И тогда вспыхнула мысль: он ведь не знает наверное, сколько раз в сутки ему приносили пищу, он догадывался только.
Сначала могли приносить чаще, два раза в сутки, потом постепенно сократили до разу, стали давать, возможно, через день, через два.
А он всё так же царапал стену своими чёрточками — календарём, долбил осторожно при помощи крошечного осколка того же гранита. Осколок колол ему тело, когда в первый же день он пытался прилечь на каменном вогнутом полу. Тогда он с сердцем отшвырнул осколок. Зато потом, когда пришло в голову воспользоваться этим осколком, с каким ужасом шарил он по полу, дрожал при мысли, что осколок свалился в бездонный сток.
С какой любовью нащупывал он еле заметные бороздки, отсчитывал сутки, сбивался, начинал сызнова, говорил сам с собой, старался не упустить знакомых слов.
И только когда чёрточки потеряли значение, когда опустошило сердце сомнение в правильности счёта, тогда особенно ярко, понятно и близко ощутилась относительность, произвольность того, что привык называть временем. Было такое чувство, будто и позади и перед самым лицом, под ногами открылись бездонные чёрные пропасти, сдвигались ближе друг к другу, соприкоснулись вплотную и где-то внутри, в его теле, вошли одна в другую.
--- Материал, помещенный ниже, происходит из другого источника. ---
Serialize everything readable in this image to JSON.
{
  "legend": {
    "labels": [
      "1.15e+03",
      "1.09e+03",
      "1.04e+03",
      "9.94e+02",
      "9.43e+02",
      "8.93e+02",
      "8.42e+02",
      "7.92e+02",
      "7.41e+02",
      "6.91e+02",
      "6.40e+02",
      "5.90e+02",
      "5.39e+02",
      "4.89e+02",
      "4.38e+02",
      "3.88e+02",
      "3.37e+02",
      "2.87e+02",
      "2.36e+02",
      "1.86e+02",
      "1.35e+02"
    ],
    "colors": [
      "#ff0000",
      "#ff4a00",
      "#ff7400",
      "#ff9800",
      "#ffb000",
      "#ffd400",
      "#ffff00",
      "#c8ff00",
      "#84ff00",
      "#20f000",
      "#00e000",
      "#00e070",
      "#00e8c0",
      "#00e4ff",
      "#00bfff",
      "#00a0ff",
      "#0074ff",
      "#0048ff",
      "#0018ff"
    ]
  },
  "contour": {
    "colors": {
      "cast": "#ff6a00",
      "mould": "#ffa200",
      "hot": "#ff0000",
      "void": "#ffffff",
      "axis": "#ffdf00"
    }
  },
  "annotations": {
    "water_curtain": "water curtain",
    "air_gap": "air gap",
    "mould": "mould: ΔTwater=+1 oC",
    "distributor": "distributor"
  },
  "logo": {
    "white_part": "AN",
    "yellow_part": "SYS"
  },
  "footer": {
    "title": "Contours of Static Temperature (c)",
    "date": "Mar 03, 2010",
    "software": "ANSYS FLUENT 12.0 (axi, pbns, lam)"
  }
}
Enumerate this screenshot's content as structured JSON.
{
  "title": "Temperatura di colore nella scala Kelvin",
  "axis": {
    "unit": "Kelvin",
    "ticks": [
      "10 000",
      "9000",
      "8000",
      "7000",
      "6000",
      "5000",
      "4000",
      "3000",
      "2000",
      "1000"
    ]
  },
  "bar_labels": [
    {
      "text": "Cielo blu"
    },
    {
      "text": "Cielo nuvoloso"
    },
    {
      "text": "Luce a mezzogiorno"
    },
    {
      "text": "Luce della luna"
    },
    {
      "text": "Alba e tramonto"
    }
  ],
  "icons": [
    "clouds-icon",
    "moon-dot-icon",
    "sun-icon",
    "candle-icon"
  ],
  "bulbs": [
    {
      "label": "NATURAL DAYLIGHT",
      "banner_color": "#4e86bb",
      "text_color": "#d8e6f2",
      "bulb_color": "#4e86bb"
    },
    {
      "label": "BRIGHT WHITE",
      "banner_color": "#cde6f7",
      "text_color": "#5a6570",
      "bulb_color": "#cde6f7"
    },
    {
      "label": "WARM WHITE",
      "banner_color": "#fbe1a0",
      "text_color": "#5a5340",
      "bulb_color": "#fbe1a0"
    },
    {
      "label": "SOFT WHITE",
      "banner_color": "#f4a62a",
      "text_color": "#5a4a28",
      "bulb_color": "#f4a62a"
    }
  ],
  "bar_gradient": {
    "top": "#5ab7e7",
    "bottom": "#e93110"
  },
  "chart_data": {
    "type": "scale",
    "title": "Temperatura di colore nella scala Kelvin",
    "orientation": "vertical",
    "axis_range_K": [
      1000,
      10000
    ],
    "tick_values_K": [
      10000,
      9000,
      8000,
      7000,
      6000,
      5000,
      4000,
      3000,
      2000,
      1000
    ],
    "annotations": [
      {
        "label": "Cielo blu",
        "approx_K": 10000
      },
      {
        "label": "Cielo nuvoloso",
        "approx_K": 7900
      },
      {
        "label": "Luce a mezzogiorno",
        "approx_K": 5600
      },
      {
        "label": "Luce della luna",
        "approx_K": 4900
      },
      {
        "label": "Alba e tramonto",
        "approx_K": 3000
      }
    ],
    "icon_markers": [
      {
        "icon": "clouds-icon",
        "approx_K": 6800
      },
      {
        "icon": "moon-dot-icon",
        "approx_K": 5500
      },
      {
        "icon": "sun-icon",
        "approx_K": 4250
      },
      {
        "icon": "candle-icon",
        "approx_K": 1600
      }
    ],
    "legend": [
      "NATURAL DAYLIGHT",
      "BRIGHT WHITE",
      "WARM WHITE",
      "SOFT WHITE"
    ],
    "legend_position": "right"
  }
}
И с этой минуты словно открылась заслонка в мозгу, стало понятно, что два разных слова определяют одно и то же: «вечность» и… «никогда».
Он помирился с этим не сразу.
Ослабевшими пальцами отыскивал пульс на руке или на шее, считал сотни и тысячи, до пяти тысяч двухсот ударов и тогда загибал костлявый палец и считал в темноте новый час.
Скоро убедился, что напряжение мысли для счёта само повышает пульс.
К концу десятой тысячи артерия трепетала с такой быстротой, что не успевали оформиться в мозгу названия чисел.
И появилась одышка.
И перебои сердца разрушили систему счёта.
Покорился.
И сам, словно расплывшись в темноте без пространства и времени, отдался новой форме существования.
Понятие о пространстве исчезло также.
Он ощупывал стены, везде одинаково выгнутые, сводом исчезавшие в потолке, таким же сводом гладким, с неуловимой кривизной переходили в пол и с другой стороны снова поднимались в стену.
Напрасно отыскивал ощупью угол, резкую грань, какой-нибудь пункт, про который можно было бы сказать: «Вот начало», на который можно было бы опереться.
Даже края стока были сточены на нет…
И когда он начинал ощупывать гладко шлифованную поверхность стены, в голову протискивалась мысль, не ощупывает ли он пол. Сразу терял представление, где верх и где низ. Может быть, скорлупа каменного яйца вращается? При мысли об этом вращении вспыхивало особенно ярко представление о том, как покачнулся, начиная вращаться, чудовищный гранитный массив горы, в которой выбиты кельи.
И тогда начинала кружиться голова, страшная, обессиливающая тошнота подступала к горлу и, должно быть, надолго терялось сознание, если только можно назвать сознанием мутные контуры ощущений и образов без пространства и времени.
Было одно положение тела — положение «падма-азана». Он изучил эту странную позу ещё на воле, давно, под руководством того, кто называл себя доктором Черным.
«Падма-азана» проясняла память, снимала с рассудка мутную пелену безумного отчаяния, возвращала способность контроля над движением мысли. Сначала он прислонялся в этой позе спиною к стене, потом мышцы постепенно привыкли, и бесконечно долго мог он сидеть на кожаной, обтянутой плотным шёлком подушке, набитой священной травою «куза». Бесконечно долго сидел он, подвернув ноги в позе буддийских статуй, прижав пятку к нижней части живота, сблизив там же ладони опущенных рук, вперив в темноту невидящий взгляд расширенных глаз. Он знал, что стоит ему сосредоточить этот взгляд на таинственной точке над переносьем, и мысль надолго утонет в бесформенной бездне небытия, не освещённого памятью.
Он сознательно медлил.
Успокоенный, подкреплённый положением тела, он просто закрывал глаза, и тотчас целый рой живых, красочных, уплотнённых темнотой и одиночеством образов высылала ему память.
Видел себя не иссохшим, обессиленным, обезумевшим в темноте скелетом, видел высоким сутулым молодым человеком в форменной тужурке со светлыми пуговицами, с синими клапанами петлиц на воротнике.
Видел себя в пальто, в студенческой фуражке, с портфелем под мышкой, шагающим по гранитной набережной, мимо розовых гранитных сфинксов, щурящих каменные слепые глаза на бурые волны реки.